One look at her face told me that was not going to happen. Not now. Maybe never again. Her brown eyes, a couple of shades lighter than my own, were set into thin angry lines as she regarded me. Her lips were stretched taut, the way they always were when I had done something she disapproved of.
“Mother—”
“You are not my daughter,” she cut me off. “My daughter is sweet and innocent, and she definitely does not use magic. Whoever you are that has chosen to inhabit her, I demand you return her immediately.” My mother spoke with no emotion, only cold steel. I finally had my first glimpse of her as, not my mother, but Lady Jane of Eleanor estate.
“Mother… it’s me…” I choked out, my voice carrying the sound of the tears now streaming from my eyes.
She shook her head sharply, her features carefully composed. “Your eyes may be back to normal now, but it’s just a clever trick, isn’t it? I always knew you’d end up a disappointment. Somehow I knew the magic would lodge itself within you, but I always tried to deny it. You are possessed by magic. I would ask you to give me my Lana back, but she never existed, did she?”

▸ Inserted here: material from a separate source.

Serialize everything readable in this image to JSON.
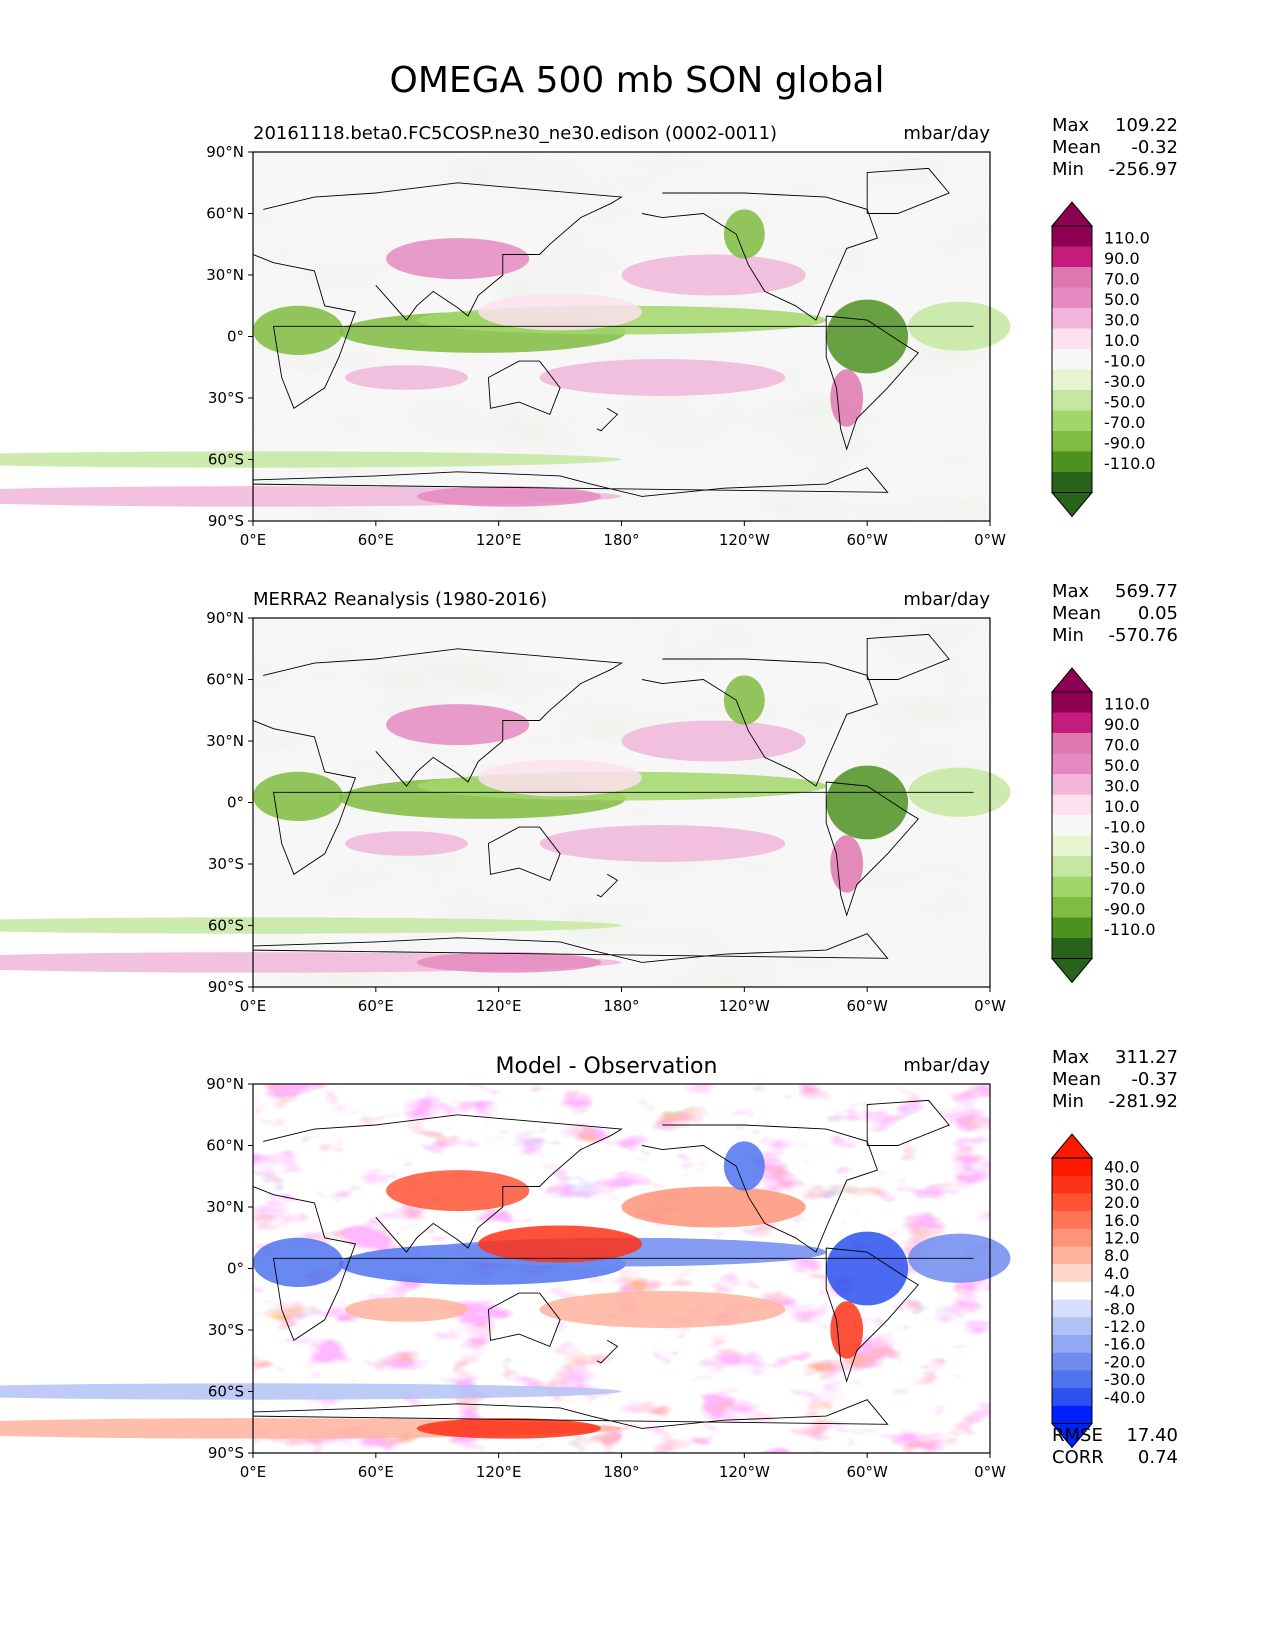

I was stunned. Words died on my lips. No words of reason could penetrate her steel. She had decided I was the enemy before even entering the dungeon. She was only there to inform me how much she despised what I had become.
“Why ask anything, if you aren’t going to believe me?” I asked, my voice breaking almost all the way through.
“You’re right. You needn’t reply. I just came to inform you the trip to the Argeno household has been cancelled. Instead, we are setting out for the palace. We’ll let the king decide your fate for your treachery.” She didn’t care about me anymore. How could she if she was planning on taking me to my certain death? One night, one night in which I couldn’t control my actions was all it took for my mother to stop caring about me. This was what it was like to receive the side of her that did not care. It made me feel completely hollow.
I couldn’t speak anymore. I was consumed by sobs. My own mother was ready to discard me so quickly. Was it because I no longer fitted into her perfect plan for me? Did she think that John would no longer want to marry me if he discovered that I had… that I had… done – what I had done the previous night? Didn’t anyone understand that it was an accident and that I had no control over what happened? Did no one believe me?
“What have I ever done to you to deserve this?” I cried as she turned to walk away. She stopped, but didn’t turn back to me.
“You have ruined everything for me, and for that you must pay.”
I didn’t understand what she meant by that. What could I possibly have ruined for her? It was a onetime occurrence. How could something no other noble family yet knows about have affected her plans? I kept wondering about my mother’s logic long after she left. My thoughts then turned hazy and I cried until I had no tears left. I kept wishing that it had all been a dream and that any moment I would wake up. But I had no such luck.